Patricia Bath and the Gift of Sight

Best known for inventing the laserphaco probe, a device and technique to remove cataracts, 2022 NIHF Inductee Dr. Patricia Bath was a leader in the field of ophthalmology. As the first Black woman physician to receive a medical patent, Bath’s inspiring legacy continues to this day through Community Ophthalmology, a discipline that works to address threatening eye conditions in historically underserved communities.


Early Achievements

Bath was born in Harlem, New York, on Nov. 4, 1942, to Rupert and Gladys Bath, both of whom were supportive and believed in the importance of education. From an early age, she developed a love of science and in high school became the editor of her school’s science paper.

At age 16, she was selected to participate in a summer program hosted by the National Science Foundation at Yeshiva University and was recognized for deriving a mathematical equation for predicting cancer cell growth. Dr. Robert O. Bernard, one of her mentors in the program, was so impressed with Bath’s work, he incorporated her findings into a paper he presented at an international conference a year later in 1960.

After graduating from high school in just two and a half years, Bath enrolled at Hunter College to study chemistry and physics, earning a bachelor’s degree in 1964. She then attended Howard University’s College of Medicine in Washington, D.C., and interned at Harlem Hospital from 1968 to 1969. Following her fellowship in ophthalmology at Columbia University, from 1970 to 1973, she completed her training at New York University, where she became the first Black resident in ophthalmology.


Research, Breakthroughs and Advocacy

During her internship at Columbia, Bath realized that many of the Black patients she saw were far more likely to have glaucoma and suffered from a higher degree of blindness. In a seminal paper published in 1976, she documented her findings and argued that the reason for this disparity had to do with a lack of access to ophthalmic care.

In response, Bath proposed the discipline of Community Ophthalmology, a field that would combine public health, community medicine, and clinical and daycare programs to test vision and screen for threatening eye conditions among historically underserved communities. This same year, she founded the American Institute for the Prevention of Blindness, a nonprofit organization designed to protect, preserve and restore sight through education, community service, research and eye care services.

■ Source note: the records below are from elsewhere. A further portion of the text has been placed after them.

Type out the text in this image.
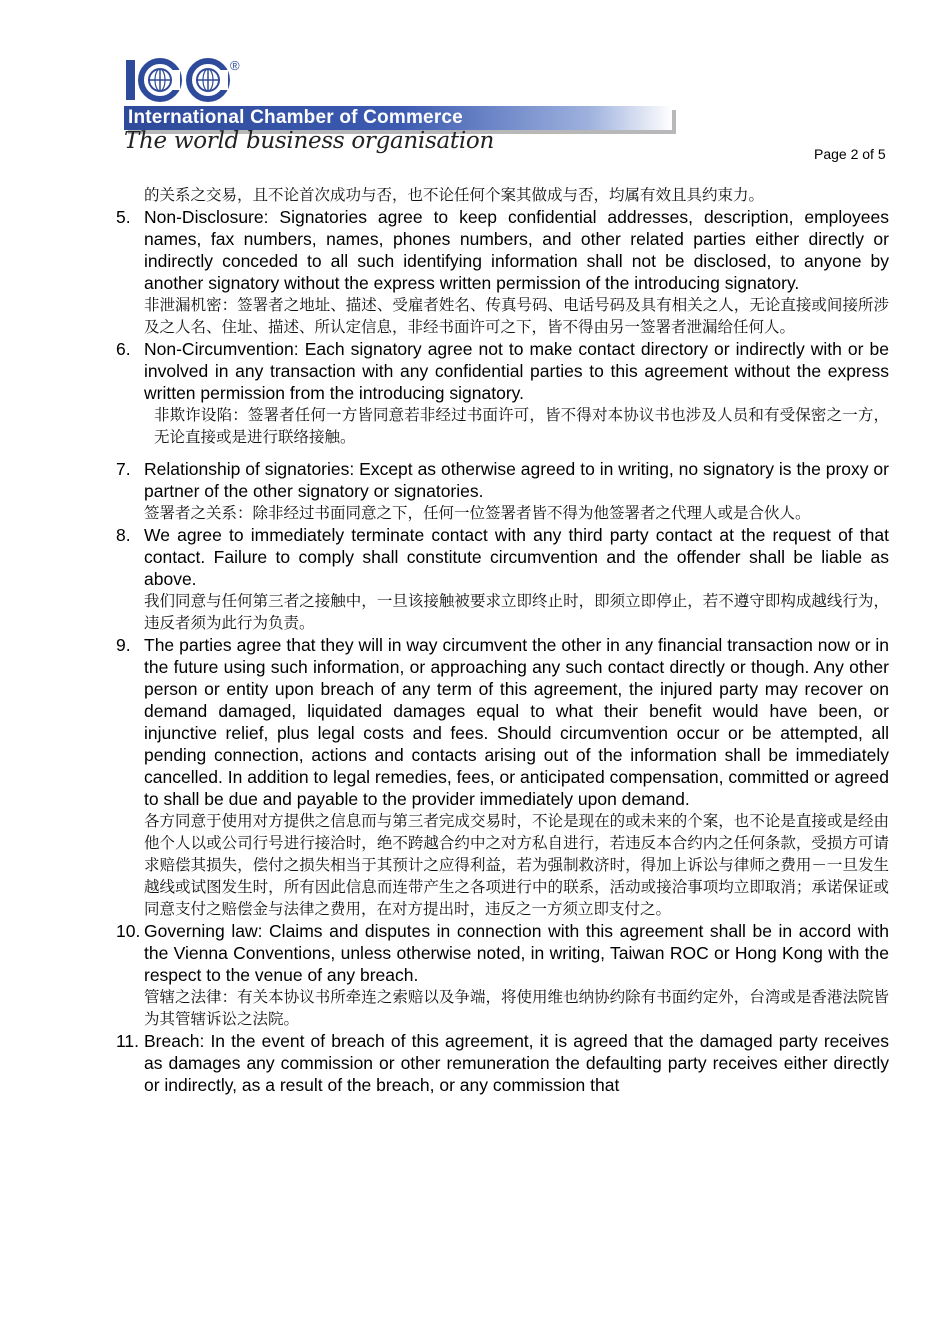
®
International Chamber of Commerce
The world business organisation	Page 2 of 5
的关系之交易，且不论首次成功与否，也不论任何个案其做成与否，均属有效且具约束力。
5. Non-Disclosure: Signatories agree to keep confidential addresses, description, employees names, fax numbers, names, phones numbers, and other related parties either directly or indirectly conceded to all such identifying information shall not be disclosed, to anyone by another signatory without the express written permission of the introducing signatory.
非泄漏机密：签署者之地址、描述、受雇者姓名、传真号码、电话号码及具有相关之人，无论直接或间接所涉及之人名、住址、描述、所认定信息，非经书面许可之下，皆不得由另一签署者泄漏给任何人。
6. Non-Circumvention: Each signatory agree not to make contact directory or indirectly with or be involved in any transaction with any confidential parties to this agreement without the express written permission from the introducing signatory.
非欺诈设陷：签署者任何一方皆同意若非经过书面许可，皆不得对本协议书也涉及人员和有受保密之一方，无论直接或是进行联络接触。
7. Relationship of signatories: Except as otherwise agreed to in writing, no signatory is the proxy or partner of the other signatory or signatories.
签署者之关系：除非经过书面同意之下，任何一位签署者皆不得为他签署者之代理人或是合伙人。
8. We agree to immediately terminate contact with any third party contact at the request of that contact. Failure to comply shall constitute circumvention and the offender shall be liable as above.
我们同意与任何第三者之接触中，一旦该接触被要求立即终止时，即须立即停止，若不遵守即构成越线行为，违反者须为此行为负责。
9. The parties agree that they will in way circumvent the other in any financial transaction now or in the future using such information, or approaching any such contact directly or though. Any other person or entity upon breach of any term of this agreement, the injured party may recover on demand damaged, liquidated damages equal to what their benefit would have been, or injunctive relief, plus legal costs and fees. Should circumvention occur or be attempted, all pending connection, actions and contacts arising out of the information shall be immediately cancelled. In addition to legal remedies, fees, or anticipated compensation, committed or agreed to shall be due and payable to the provider immediately upon demand.
各方同意于使用对方提供之信息而与第三者完成交易时，不论是现在的或未来的个案，也不论是直接或是经由他个人以或公司行号进行接洽时，绝不跨越合约中之对方私自进行，若违反本合约内之任何条款，受损方可请求赔偿其损失，偿付之损失相当于其预计之应得利益，若为强制救济时，得加上诉讼与律师之费用－一旦发生越线或试图发生时，所有因此信息而连带产生之各项进行中的联系，活动或接洽事项均立即取消；承诺保证或同意支付之赔偿金与法律之费用，在对方提出时，违反之一方须立即支付之。
10. Governing law: Claims and disputes in connection with this agreement shall be in accord with the Vienna Conventions, unless otherwise noted, in writing, Taiwan ROC or Hong Kong with the respect to the venue of any breach.
管辖之法律：有关本协议书所牵连之索赔以及争端，将使用维也纳协约除有书面约定外，台湾或是香港法院皆为其管辖诉讼之法院。
11. Breach: In the event of breach of this agreement, it is agreed that the damaged party receives as damages any commission or other remuneration the defaulting party receives either directly or indirectly, as a result of the breach, or any commission that
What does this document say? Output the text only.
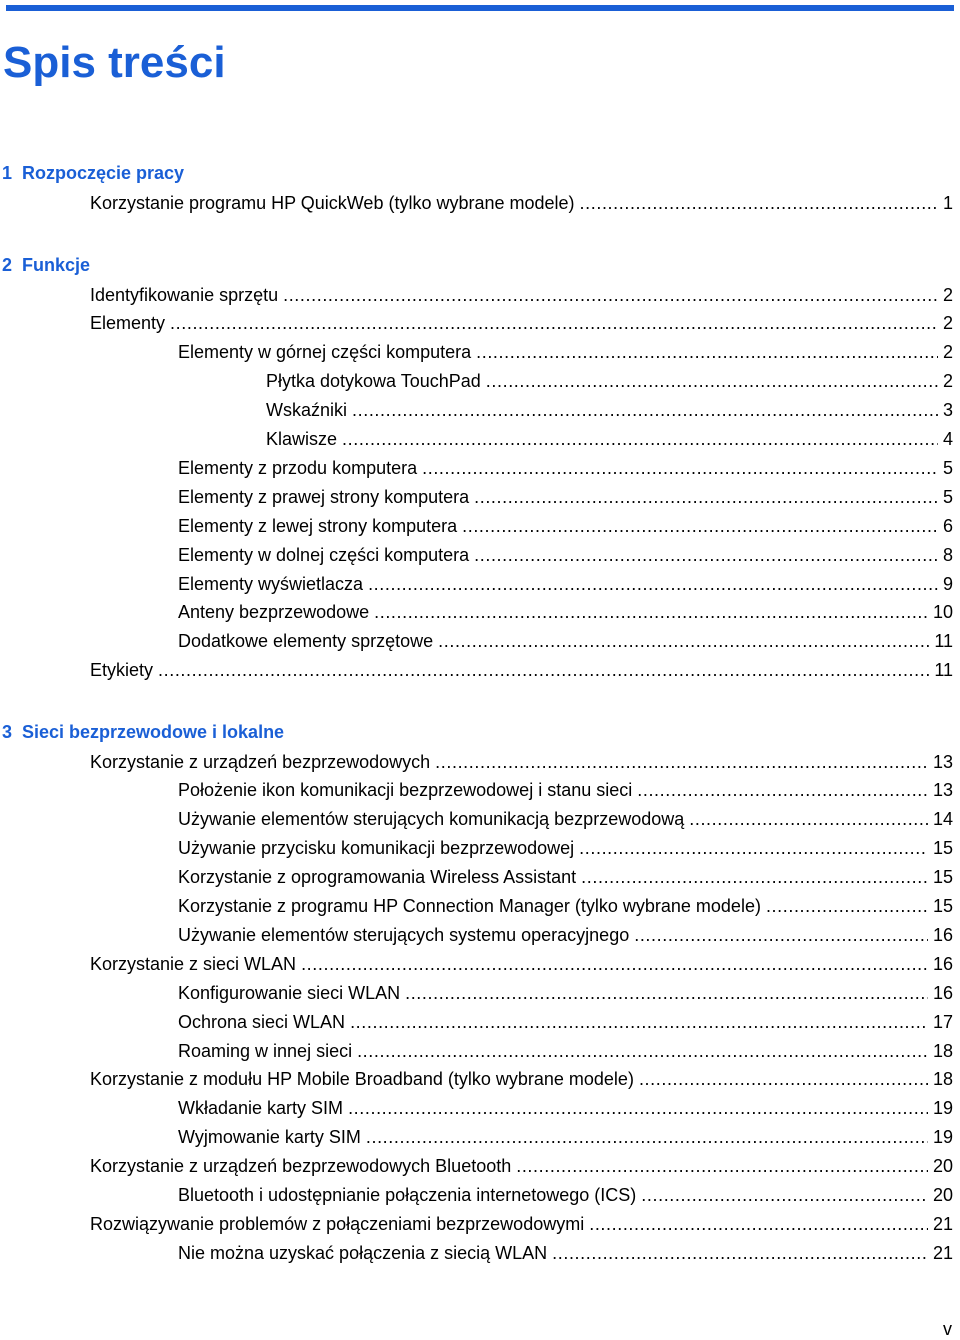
Spis treści
1 Rozpoczęcie pracy
Korzystanie programu HP QuickWeb (tylko wybrane modele) .....	1
2 Funkcje
Identyfikowanie sprzętu .....	2
Elementy .....	2
Elementy w górnej części komputera .....	2
Płytka dotykowa TouchPad .....	2
Wskaźniki .....	3
Klawisze .....	4
Elementy z przodu komputera .....	5
Elementy z prawej strony komputera .....	5
Elementy z lewej strony komputera .....	6
Elementy w dolnej części komputera .....	8
Elementy wyświetlacza .....	9
Anteny bezprzewodowe .....	10
Dodatkowe elementy sprzętowe .....	11
Etykiety .....	11
3 Sieci bezprzewodowe i lokalne
Korzystanie z urządzeń bezprzewodowych .....	13
Położenie ikon komunikacji bezprzewodowej i stanu sieci .....	13
Używanie elementów sterujących komunikacją bezprzewodową .....	14
Używanie przycisku komunikacji bezprzewodowej .....	15
Korzystanie z oprogramowania Wireless Assistant .....	15
Korzystanie z programu HP Connection Manager (tylko wybrane modele) .....	15
Używanie elementów sterujących systemu operacyjnego .....	16
Korzystanie z sieci WLAN .....	16
Konfigurowanie sieci WLAN .....	16
Ochrona sieci WLAN .....	17
Roaming w innej sieci .....	18
Korzystanie z modułu HP Mobile Broadband (tylko wybrane modele) .....	18
Wkładanie karty SIM .....	19
Wyjmowanie karty SIM .....	19
Korzystanie z urządzeń bezprzewodowych Bluetooth .....	20
Bluetooth i udostępnianie połączenia internetowego (ICS) .....	20
Rozwiązywanie problemów z połączeniami bezprzewodowymi .....	21
Nie można uzyskać połączenia z siecią WLAN .....	21
v
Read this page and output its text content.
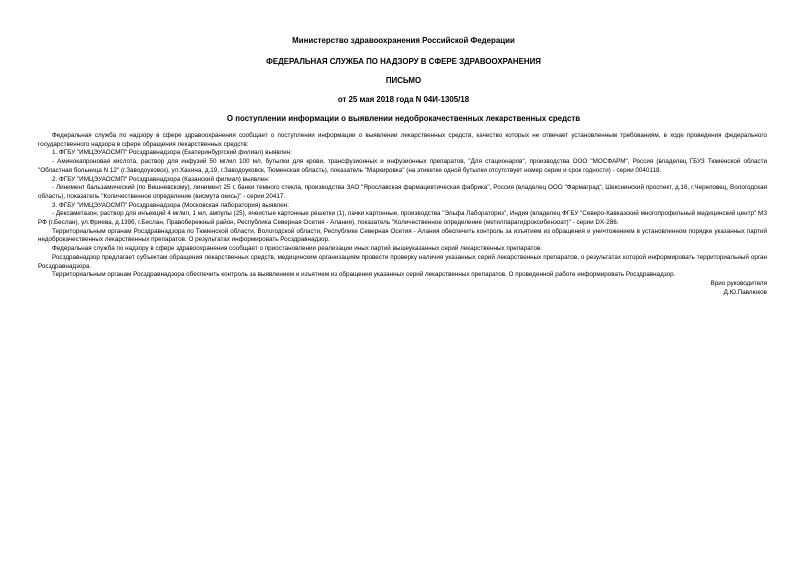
Министерство здравоохранения Российской Федерации
ФЕДЕРАЛЬНАЯ СЛУЖБА ПО НАДЗОРУ В СФЕРЕ ЗДРАВООХРАНЕНИЯ
ПИСЬМО
от 25 мая 2018 года N 04И-1305/18
О поступлении информации о выявлении недоброкачественных лекарственных средств

Федеральная служба по надзору в сфере здравоохранения сообщает о поступлении информации о выявлении лекарственных средств, качество которых не отвечает установленным требованиям, в ходе проведения федерального государственного надзора в сфере обращения лекарственных средств:

1. ФГБУ "ИМЦЭУАОСМП" Росздравнадзора (Екатеринбургский филиал) выявлен:

- Аминокапроновая кислота, раствор для инфузий 50 мг/мл 100 мл, бутылки для крови, трансфузионных и инфузионных препаратов, "Для стационаров", производства ООО "МОСФАРМ", Россия (владелец ГБУЗ Тюменской области "Областная больница N 12" (г.Заводоуковск), ул.Хахина, д.19, г.Заводоуковск, Тюменская область), показатель "Маркировка" (на этикетке одной бутылки отсутствует номер серии и срок годности) - серии 0040118.

2. ФГБУ "ИМЦЭУАОСМП" Росздравнадзора (Казанский филиал) выявлен:

- Линимент бальзамический (по Вишневскому), линимент 25 г, банки темного стекла, производства ЗАО "Ярославская фармацевтическая фабрика", Россия (владелец ООО "Фармаград", Шекснинский проспект, д.16, г.Череповец, Вологодская область), показатель "Количественное определение (висмута окись)" - серии 20417.

3. ФГБУ "ИМЦЭУАОСМП" Росздравнадзора (Московская лаборатория) выявлен:

- Дексаметазон, раствор для инъекций 4 мг/мл, 1 мл, ампулы (25), ячеистые картонные решетки (1), пачки картонные, производства "Эльфа Лабораториз", Индия (владелец ФГБУ "Северо-Кавказский многопрофильный медицинский центр" МЗ РФ (г.Беслан), ул.Фриева, д.139б, г.Беслан, Правобережный район, Республика Северная Осетия - Алания), показатель "Количественное определение (метилпарагидроксибензоат)" - серии DX-286.

Территориальным органам Росздравнадзора по Тюменской области, Вологодской области, Республике Северная Осетия - Алания обеспечить контроль за изъятием из обращения и уничтожением в установленном порядке указанных партий недоброкачественных лекарственных препаратов. О результатах информировать Росздравнадзор.

Федеральная служба по надзору в сфере здравоохранения сообщает о приостановлении реализации иных партий вышеуказанных серий лекарственных препаратов.

Росздравнадзор предлагает субъектам обращения лекарственных средств, медицинским организациям провести проверку наличия указанных серий лекарственных препаратов, о результатах которой информировать территориальный орган Росздравнадзора.

Территориальным органам Росздравнадзора обеспечить контроль за выявлением и изъятием из обращения указанных серий лекарственных препаратов. О проведенной работе информировать Росздравнадзор.

Врио руководителя

Д.Ю.Павлюков
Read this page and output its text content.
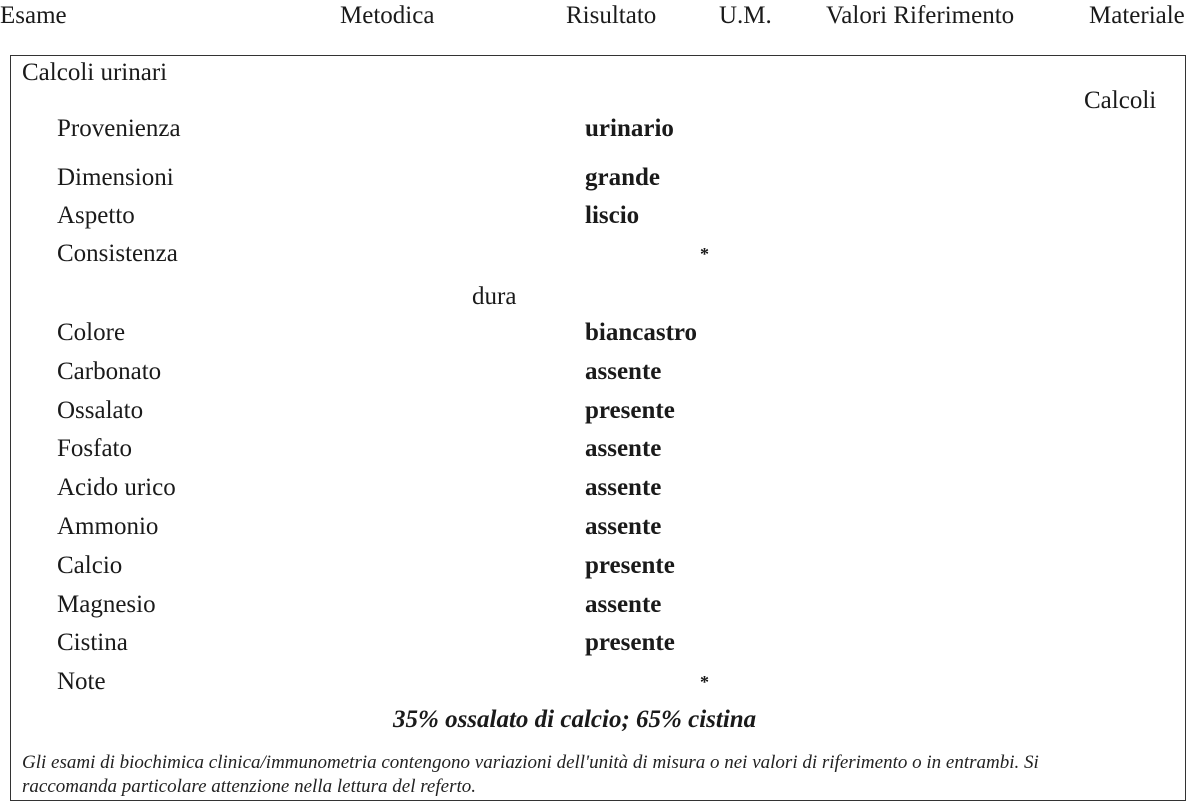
Esame	Metodica	Risultato	U.M. Valori Riferimento	Materiale
Calcoli urinari
Calcoli
Provenienza	urinario
Dimensioni	grande
Aspetto	liscio
Consistenza	*
dura
Colore	biancastro
Carbonato	assente
Ossalato	presente
Fosfato	assente
Acido urico	assente
Ammonio	assente
Calcio	presente
Magnesio	assente
Cistina	presente
Note	*
35% ossalato di calcio; 65% cistina
Gli esami di biochimica clinica/immunometria contengono variazioni dell'unità di misura o nei valori di riferimento o in entrambi. Si raccomanda particolare attenzione nella lettura del referto.
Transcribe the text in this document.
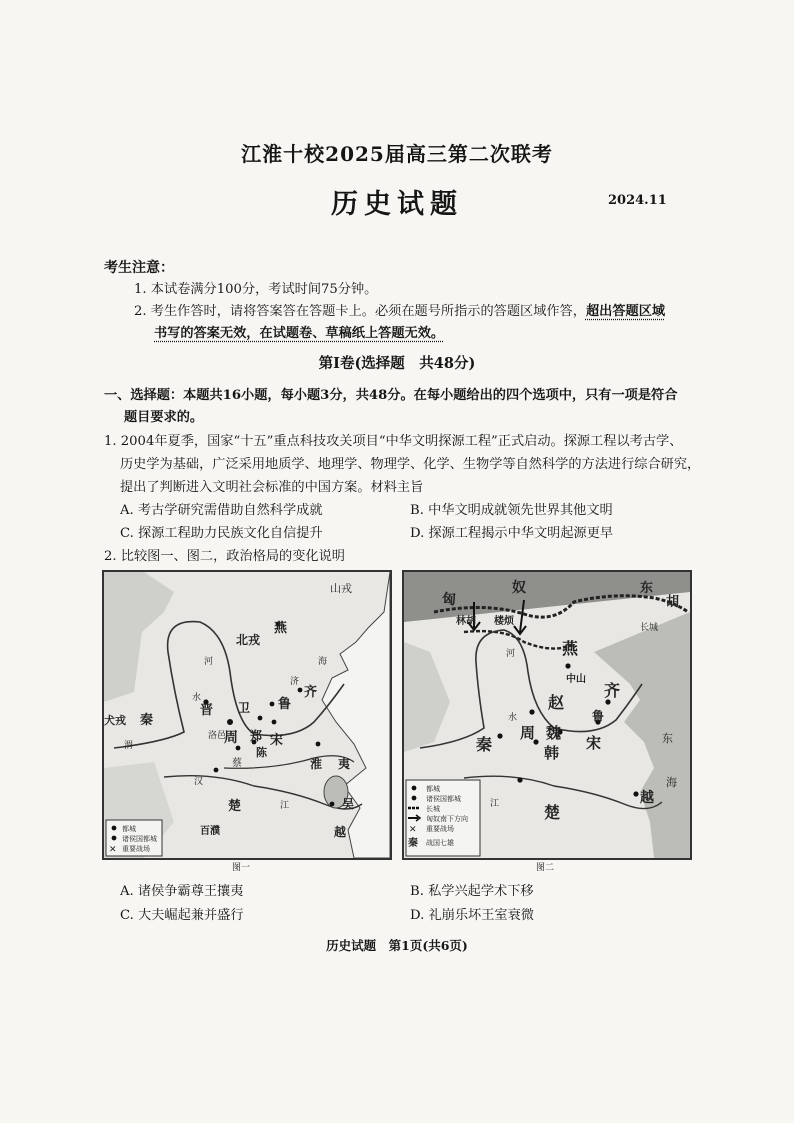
江淮十校2025届高三第二次联考
历史试题	2024.11
考生注意：
1. 本试卷满分100分，考试时间75分钟。
2. 考生作答时，请将答案答在答题卡上。必须在题号所指示的答题区域作答，超出答题区域
书写的答案无效，在试题卷、草稿纸上答题无效。
第Ⅰ卷(选择题　共48分)
一、选择题：本题共16小题，每小题3分，共48分。在每小题给出的四个选项中，只有一项是符合
题目要求的。
1. 2004年夏季，国家“十五”重点科技攻关项目“中华文明探源工程”正式启动。探源工程以考古学、
历史学为基础，广泛采用地质学、地理学、物理学、化学、生物学等自然科学的方法进行综合研究，
提出了判断进入文明社会标准的中国方案。材料主旨
A. 考古学研究需借助自然科学成就	B. 中华文明成就领先世界其他文明
C. 探源工程助力民族文化自信提升	D. 探源工程揭示中华文明起源更早
2. 比较图一、图二，政治格局的变化说明
山戎
燕
北戎
河	海
济
齐
晋 卫 鲁
水
犬戎 秦
洛邑
周 郑 宋
渭	陈
蔡	淮
汉
夷
楚	江	吴
越
百濮
✕
都城
诸侯国都城
重要战场
图一
匈
奴
林胡 楼烦
东
胡
长城
燕
中山
赵
齐
鲁
魏
周
秦	韩
宋
楚
越
东
海
河
水
江
✕
秦
都城
诸侯国都城
长城
匈奴南下方向
重要战场
战国七雄
图二
A. 诸侯争霸尊王攘夷	B. 私学兴起学术下移
C. 大夫崛起兼并盛行	D. 礼崩乐坏王室衰微
历史试题　第1页(共6页)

In 1981, Bath conceived of a novel approach to cataract surgery. The laserphaco probe is a tool that uses a tiny laser to safely vaporize cataracts in a patient’s eye. Once the probe has removed the cataract, a surgeon is then able to remove the lens of the eye and insert a replacement. It took almost five years to complete the necessary research and testing, and in May 1988, she received her first patent for the device. By the year 2000, her minimally invasive device was used in Europe and throughout Asia.

In an interview with the National Institutes of Health, Bath explained that her greatest passion was to fight blindness. She explained that her “personal best moment” occurred on a humanitarian mission to North Africa, where she restored the sight of a woman who had been blind for 30 years.

“The ability to restore sight is the ultimate reward,” Bath said.